Hi,
I'm new to PDF and PDFBox, but I'm trying to see if I can use it to extract
text + positions from PDF.
I ran into a NullPointerException which seems to be caused by the fact
that COSDictionary.getDictionaryObject(COSName.ENCODING) returns null. This
happens with some PDFs.
This is what I did. I created a fairly simple application to start with:
PDFTextStripper printer = new PDFTextStripper();
printer.writeText(document, new OutputStreamWriter(System.out));
This gives me the NullPointerException:
java.lang.NullPointerException
at
org.apache.pdfbox.pdmodel.font.PDSimpleFont.getFontHeight(PDSimpleFont.java:136)
at
org.apache.pdfbox.util.PDFStreamEngine.processEncodedText(PDFStreamEngine.java:408)
at
org.apache.pdfbox.util.operator.ShowText.process(ShowText.java:45)
at
org.apache.pdfbox.util.PDFStreamEngine.processOperator(PDFStreamEngine.java:551)
at
org.apache.pdfbox.util.PDFStreamEngine.processSubStream(PDFStreamEngine.java:274)
at
org.apache.pdfbox.util.PDFStreamEngine.processSubStream(PDFStreamEngine.java:251)
at
org.apache.pdfbox.util.PDFStreamEngine.processStream(PDFStreamEngine.java:225)
at
org.apache.pdfbox.util.PDFTextStripper.processPage(PDFTextStripper.java:442)
at
org.apache.pdfbox.util.PDFTextStripper.processPages(PDFTextStripper.java:366)
at
org.apache.pdfbox.util.PDFTextStripper.writeText(PDFTextStripper.java:322)

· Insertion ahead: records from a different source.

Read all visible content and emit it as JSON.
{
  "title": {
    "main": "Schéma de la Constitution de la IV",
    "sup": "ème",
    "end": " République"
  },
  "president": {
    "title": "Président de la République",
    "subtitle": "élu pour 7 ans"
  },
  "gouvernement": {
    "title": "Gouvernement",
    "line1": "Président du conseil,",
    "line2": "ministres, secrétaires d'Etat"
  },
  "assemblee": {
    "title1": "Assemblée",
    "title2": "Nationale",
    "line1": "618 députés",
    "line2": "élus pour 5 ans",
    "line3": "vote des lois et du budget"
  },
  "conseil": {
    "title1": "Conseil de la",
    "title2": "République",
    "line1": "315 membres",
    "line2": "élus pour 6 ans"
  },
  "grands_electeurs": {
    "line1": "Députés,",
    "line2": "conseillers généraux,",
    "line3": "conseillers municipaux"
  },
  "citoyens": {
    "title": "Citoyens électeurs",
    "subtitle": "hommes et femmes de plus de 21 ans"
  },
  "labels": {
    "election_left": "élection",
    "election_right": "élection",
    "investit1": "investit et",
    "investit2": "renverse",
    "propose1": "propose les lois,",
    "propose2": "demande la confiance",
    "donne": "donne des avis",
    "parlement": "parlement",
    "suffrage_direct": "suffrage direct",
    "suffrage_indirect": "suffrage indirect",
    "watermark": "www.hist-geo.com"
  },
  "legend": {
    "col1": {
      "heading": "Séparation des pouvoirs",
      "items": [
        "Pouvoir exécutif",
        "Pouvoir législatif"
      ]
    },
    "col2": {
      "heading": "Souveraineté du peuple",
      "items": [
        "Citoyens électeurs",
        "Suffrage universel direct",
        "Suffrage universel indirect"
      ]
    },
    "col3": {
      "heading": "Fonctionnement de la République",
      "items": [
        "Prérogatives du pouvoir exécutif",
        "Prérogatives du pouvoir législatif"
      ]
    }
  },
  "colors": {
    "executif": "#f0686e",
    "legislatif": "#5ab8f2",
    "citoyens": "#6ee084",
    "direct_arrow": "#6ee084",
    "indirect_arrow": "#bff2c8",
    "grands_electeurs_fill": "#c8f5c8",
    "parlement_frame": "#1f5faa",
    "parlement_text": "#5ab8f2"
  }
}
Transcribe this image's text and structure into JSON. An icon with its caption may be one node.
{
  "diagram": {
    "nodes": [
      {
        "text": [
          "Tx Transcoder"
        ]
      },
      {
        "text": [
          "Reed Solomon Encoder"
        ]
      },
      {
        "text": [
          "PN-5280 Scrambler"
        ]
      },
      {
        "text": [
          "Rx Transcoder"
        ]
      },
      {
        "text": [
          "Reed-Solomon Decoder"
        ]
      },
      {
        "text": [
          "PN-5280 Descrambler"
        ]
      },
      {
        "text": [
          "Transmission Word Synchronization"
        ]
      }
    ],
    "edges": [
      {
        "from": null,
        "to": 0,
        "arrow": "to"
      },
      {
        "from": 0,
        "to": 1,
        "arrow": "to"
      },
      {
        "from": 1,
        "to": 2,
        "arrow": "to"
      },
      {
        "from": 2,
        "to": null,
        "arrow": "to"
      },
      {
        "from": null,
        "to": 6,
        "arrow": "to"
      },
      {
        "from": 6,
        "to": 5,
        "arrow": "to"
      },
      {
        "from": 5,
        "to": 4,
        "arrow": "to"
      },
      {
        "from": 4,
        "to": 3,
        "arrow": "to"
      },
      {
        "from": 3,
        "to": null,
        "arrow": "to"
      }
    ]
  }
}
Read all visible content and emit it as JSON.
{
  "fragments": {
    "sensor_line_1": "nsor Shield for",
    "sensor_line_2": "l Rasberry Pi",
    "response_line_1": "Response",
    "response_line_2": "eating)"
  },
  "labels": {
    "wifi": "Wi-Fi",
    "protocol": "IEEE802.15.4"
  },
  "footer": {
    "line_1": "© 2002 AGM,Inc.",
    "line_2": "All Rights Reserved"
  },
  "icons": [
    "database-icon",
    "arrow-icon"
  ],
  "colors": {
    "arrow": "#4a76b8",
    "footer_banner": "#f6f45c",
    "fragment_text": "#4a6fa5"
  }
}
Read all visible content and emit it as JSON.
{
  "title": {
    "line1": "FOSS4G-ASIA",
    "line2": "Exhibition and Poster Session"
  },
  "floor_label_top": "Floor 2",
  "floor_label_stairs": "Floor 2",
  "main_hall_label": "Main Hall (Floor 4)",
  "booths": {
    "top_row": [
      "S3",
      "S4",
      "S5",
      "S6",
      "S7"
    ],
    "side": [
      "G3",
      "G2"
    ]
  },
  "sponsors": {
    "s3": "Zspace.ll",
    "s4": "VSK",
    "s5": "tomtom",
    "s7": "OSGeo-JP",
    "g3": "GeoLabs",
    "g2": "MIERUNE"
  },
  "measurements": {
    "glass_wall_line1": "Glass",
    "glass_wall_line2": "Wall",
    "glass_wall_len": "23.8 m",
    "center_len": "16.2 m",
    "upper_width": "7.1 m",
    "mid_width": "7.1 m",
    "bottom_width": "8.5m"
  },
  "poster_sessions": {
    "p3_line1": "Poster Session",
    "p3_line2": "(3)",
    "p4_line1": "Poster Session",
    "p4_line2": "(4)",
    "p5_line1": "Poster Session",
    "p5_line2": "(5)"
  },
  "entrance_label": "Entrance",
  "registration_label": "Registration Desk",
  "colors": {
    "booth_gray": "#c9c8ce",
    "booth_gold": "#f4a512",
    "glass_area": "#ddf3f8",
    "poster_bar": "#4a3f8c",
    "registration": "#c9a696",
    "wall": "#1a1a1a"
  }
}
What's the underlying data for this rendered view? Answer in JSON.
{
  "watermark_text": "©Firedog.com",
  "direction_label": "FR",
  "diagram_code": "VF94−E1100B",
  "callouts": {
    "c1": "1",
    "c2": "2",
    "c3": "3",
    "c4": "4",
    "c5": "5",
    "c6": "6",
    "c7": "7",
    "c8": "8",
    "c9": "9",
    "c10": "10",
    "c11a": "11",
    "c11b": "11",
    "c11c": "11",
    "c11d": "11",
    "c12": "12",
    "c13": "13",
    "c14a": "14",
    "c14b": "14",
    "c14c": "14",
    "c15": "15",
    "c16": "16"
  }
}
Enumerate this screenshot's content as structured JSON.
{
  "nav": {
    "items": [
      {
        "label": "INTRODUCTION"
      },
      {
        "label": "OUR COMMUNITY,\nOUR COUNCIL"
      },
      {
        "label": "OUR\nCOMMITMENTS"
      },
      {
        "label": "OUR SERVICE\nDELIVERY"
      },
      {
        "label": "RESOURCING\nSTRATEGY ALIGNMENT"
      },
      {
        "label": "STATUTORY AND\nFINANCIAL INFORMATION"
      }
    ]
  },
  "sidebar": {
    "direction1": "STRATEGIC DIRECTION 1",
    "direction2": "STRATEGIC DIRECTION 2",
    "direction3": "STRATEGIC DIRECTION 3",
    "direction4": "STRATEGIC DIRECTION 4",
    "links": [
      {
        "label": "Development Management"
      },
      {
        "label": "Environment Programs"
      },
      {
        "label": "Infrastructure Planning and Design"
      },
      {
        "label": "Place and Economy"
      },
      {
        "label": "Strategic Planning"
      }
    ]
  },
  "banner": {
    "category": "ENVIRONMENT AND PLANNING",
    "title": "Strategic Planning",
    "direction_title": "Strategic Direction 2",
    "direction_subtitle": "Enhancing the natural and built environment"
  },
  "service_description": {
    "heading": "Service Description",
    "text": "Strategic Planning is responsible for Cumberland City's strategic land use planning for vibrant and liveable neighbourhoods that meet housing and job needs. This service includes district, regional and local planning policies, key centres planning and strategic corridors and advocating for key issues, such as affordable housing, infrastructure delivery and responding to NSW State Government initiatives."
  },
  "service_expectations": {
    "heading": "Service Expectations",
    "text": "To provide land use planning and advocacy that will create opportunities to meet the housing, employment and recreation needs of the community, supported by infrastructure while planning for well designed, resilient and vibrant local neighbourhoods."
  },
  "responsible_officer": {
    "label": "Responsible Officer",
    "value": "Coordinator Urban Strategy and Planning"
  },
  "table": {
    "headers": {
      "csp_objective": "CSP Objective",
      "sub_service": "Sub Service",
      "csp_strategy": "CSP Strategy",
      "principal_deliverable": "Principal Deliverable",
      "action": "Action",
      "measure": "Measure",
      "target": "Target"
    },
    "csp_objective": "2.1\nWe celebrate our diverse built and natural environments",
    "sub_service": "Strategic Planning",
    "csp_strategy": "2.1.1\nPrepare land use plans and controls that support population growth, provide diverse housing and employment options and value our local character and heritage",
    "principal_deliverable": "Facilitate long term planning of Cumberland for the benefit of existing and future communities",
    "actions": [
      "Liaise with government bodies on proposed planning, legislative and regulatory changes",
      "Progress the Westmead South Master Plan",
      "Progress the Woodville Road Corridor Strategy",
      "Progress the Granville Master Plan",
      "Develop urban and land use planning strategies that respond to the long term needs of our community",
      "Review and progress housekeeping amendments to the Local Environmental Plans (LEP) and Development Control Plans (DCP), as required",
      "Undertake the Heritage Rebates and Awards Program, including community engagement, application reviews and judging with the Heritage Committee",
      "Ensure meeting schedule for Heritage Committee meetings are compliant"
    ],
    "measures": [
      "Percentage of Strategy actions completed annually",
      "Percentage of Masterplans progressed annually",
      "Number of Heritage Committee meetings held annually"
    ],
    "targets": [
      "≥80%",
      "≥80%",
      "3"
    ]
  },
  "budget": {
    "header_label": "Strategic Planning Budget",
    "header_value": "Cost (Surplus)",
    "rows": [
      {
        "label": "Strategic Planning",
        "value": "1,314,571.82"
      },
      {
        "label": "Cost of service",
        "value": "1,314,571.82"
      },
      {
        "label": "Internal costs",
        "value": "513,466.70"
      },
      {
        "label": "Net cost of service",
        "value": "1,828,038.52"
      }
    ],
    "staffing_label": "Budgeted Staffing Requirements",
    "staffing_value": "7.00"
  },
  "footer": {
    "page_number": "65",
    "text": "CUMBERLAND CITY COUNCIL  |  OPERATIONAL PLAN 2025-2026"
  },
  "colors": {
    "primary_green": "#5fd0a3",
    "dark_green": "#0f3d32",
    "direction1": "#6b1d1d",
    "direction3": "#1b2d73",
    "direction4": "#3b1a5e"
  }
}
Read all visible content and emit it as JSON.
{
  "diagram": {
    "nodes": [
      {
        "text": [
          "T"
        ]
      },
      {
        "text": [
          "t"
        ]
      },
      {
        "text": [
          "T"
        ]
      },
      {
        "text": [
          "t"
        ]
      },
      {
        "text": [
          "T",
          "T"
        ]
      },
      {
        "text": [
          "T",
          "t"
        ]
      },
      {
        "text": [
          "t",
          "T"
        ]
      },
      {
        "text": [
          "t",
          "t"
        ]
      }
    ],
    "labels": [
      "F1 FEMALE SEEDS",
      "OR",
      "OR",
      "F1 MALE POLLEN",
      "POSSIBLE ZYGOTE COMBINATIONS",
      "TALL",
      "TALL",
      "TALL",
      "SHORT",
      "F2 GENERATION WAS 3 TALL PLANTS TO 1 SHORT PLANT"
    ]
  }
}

at TestRun.main(TestRun.java:79)
Line 136 in PDSimpleFont.java refers to the 'encoding' property, which seems
to be null because PDFont.getEncoding() returns null. I added some debug
lines to the PDFBox code, and it appears
that COSDictionary.getDictionaryObject(COSName.ENCODING), which is called
from PDFont.getEncoding(), occasionally returns null. This causes the
NullPointerException above.
Any clues? Can I fix this?
Wouter